I told her again that this was not a solution for him. We know he needs special help, but NOT in phonics. He is a pretty laid-back and cheerful kid, but he’s not totally unaware. He knows there are things he can’t do that other kids can do. And I am not about to put him in a special needs class where he might start doubting his ability to do the one thing he really excels at and is really proud of himself about.
And then she said I had to come in for a meeting next week to discuss it.
So, I will. And I’m going to take these with me (click to enbiggen):
We did these yesterday. I helped him draw the snowman but all the other work is his. And as he was writing, he was naming each letter and telling me the sound it makes and a word that starts with each one. All without me prompting him. He wanted to talk about it — he can talk about letters and numbers for hours.
But Ms. S does not want to hear this. She wants to be able to put a little check next to his name on her spreadsheet so she can show the superintendent how her school is helping kids with low test scores. She doesn’t want to consider that the score might be the result of something other than knowledge of the materials. She wants to slap a label on him so he will fit into a program that has been developed from studies and statistics and averages, not on individual child needs. I do not doubt that she wants to help. But she is not an educator, she is a bureaucrat.

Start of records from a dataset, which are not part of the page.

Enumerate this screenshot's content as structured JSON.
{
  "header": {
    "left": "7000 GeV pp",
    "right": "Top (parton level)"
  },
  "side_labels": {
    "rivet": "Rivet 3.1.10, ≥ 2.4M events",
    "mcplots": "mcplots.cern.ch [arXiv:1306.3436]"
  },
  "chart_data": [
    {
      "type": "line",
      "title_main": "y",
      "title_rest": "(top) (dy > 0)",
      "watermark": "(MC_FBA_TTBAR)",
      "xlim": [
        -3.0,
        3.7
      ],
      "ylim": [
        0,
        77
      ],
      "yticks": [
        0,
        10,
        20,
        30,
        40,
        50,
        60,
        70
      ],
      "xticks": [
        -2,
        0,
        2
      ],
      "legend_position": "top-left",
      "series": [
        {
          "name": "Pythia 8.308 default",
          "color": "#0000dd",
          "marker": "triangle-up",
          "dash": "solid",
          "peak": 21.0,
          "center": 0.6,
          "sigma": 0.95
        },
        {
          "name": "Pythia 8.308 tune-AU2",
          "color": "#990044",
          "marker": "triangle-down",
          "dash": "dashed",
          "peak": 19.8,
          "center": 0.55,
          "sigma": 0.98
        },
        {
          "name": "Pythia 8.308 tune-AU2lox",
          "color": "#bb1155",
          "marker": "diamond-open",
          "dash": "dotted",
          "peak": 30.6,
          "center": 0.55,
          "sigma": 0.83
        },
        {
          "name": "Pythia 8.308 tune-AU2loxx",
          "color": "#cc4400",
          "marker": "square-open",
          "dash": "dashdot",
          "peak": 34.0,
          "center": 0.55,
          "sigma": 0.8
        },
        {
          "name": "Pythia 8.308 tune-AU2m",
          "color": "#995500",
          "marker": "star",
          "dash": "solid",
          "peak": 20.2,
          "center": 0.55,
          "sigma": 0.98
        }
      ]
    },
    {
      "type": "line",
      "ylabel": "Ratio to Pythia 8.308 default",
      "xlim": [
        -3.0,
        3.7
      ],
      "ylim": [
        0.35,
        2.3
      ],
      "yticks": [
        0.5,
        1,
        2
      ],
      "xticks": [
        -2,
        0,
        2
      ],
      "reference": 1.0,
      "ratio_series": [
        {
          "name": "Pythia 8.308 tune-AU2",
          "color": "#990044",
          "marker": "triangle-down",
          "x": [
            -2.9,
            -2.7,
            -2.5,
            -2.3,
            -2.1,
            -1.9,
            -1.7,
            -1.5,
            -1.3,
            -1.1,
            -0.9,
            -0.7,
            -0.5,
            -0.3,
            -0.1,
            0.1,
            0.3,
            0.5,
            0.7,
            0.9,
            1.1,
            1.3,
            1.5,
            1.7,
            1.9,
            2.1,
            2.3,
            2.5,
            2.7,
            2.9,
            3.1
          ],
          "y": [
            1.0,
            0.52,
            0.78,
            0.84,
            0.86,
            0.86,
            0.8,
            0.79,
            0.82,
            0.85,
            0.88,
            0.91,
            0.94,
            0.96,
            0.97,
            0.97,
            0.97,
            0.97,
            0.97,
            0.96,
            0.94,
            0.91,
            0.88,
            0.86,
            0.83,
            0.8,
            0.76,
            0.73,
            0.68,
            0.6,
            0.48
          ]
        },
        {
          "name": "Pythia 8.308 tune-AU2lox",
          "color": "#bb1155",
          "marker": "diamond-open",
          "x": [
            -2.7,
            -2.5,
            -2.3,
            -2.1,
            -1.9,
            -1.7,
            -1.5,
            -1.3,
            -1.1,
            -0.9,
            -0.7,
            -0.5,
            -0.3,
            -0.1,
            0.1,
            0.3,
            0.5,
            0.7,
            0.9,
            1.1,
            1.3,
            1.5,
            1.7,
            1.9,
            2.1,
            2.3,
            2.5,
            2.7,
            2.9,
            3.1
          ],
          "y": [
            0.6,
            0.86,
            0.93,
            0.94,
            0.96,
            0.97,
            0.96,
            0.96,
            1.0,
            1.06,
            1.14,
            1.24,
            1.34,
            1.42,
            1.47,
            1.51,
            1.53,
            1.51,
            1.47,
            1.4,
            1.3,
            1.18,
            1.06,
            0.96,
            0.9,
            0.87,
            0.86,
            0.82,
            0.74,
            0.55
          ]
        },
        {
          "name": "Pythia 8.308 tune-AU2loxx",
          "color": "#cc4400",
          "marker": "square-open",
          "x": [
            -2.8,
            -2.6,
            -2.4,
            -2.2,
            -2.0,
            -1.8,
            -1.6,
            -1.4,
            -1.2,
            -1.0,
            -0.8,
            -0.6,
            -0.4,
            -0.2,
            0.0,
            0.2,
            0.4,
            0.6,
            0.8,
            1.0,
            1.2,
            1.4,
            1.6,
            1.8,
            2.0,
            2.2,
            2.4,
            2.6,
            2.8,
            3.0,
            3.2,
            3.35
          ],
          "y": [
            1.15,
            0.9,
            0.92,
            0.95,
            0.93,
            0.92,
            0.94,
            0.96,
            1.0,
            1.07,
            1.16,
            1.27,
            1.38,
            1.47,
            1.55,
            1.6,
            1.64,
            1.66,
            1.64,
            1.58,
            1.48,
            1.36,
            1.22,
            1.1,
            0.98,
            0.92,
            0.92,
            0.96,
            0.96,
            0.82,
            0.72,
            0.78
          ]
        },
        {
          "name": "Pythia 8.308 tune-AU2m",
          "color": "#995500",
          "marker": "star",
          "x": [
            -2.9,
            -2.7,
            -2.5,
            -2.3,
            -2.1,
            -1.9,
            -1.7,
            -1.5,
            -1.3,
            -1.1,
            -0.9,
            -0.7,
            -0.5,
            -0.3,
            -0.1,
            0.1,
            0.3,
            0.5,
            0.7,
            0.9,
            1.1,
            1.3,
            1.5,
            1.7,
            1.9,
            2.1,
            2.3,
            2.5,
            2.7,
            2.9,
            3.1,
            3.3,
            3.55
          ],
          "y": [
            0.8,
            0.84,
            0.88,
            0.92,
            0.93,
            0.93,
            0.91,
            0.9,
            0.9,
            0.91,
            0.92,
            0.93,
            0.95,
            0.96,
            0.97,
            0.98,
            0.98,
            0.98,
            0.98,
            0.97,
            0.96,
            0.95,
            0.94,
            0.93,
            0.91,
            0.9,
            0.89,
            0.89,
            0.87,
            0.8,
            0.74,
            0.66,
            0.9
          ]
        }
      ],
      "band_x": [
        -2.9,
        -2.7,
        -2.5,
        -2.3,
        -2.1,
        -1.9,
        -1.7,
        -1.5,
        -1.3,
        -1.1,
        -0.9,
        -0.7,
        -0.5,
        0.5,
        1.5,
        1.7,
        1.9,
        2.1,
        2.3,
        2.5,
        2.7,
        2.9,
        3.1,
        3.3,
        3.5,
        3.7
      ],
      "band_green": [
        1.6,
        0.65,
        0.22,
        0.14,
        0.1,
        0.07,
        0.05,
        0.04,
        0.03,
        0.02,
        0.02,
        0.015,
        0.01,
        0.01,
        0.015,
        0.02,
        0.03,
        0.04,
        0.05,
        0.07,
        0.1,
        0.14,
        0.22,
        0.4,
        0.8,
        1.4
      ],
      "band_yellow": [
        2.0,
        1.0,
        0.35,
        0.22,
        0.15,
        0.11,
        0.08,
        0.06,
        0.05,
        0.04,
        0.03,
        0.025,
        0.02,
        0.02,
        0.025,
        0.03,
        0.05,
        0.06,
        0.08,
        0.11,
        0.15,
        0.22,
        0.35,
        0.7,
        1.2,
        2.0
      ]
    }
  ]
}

And I will not trust her with my kid.
What bothers me the most is that after we meet next week and I decline the class again, there will be a note somewhere in his file saying how the school tried to offer him this special program but the parents refused. Not, oh hey, the parents made some good points and after reevaluation, we decided they were right and this isn’t the program for him. No. The parents refused. Which means, the parents are unwilling to help them help him.